Повисла долгая пауза.
– А вы откуда это знаете, господин Фультран?
Он не ответил.
– Это слухи, – отрезал Фредерик. – Я уверен, что это одни лишь слухи. Мир не может быть так жесток. Вы все придумали.
– Я завидую вашей способности видеть жизнь сквозь розовые очки. Но еще мой отец говорил: «Оптимисты – это плохо информированные люди», – заключил господин Фультран со вздохом.
Сотрудники ЦОМР стали взламывать дверь. Их движения были уверенными, отработанными. Должно быть, они делали это по десять раз на дню.
– Ничего не бойтесь! – кричали они. – Все будет хорошо, оставьте свои страхи.

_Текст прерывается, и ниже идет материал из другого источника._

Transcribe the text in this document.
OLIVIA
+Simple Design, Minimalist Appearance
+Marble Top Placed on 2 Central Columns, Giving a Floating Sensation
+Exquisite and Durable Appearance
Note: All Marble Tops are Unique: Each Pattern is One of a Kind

В отчаянии Фред обнял Люсетт за талию, и они выпрыгнули из окна. Куча мусора в баке смягчила их падение. Фред решительно поднялся, схватил Люсетт за руку, бросился к автобусу ЦОМР и под носом у оторопевших служащих уселся за руль и завел мотор.
Он вел машину к горам. Двадцать стариков в салоне словно оцепенели. Когда машина остановилась, все по-прежнему молчали.
– Я знаю, – сказал Фред, – возможно, мы сделали большую глупость, но я привык доверять своей интуиции. ЦОМР меня как-то не привлекает.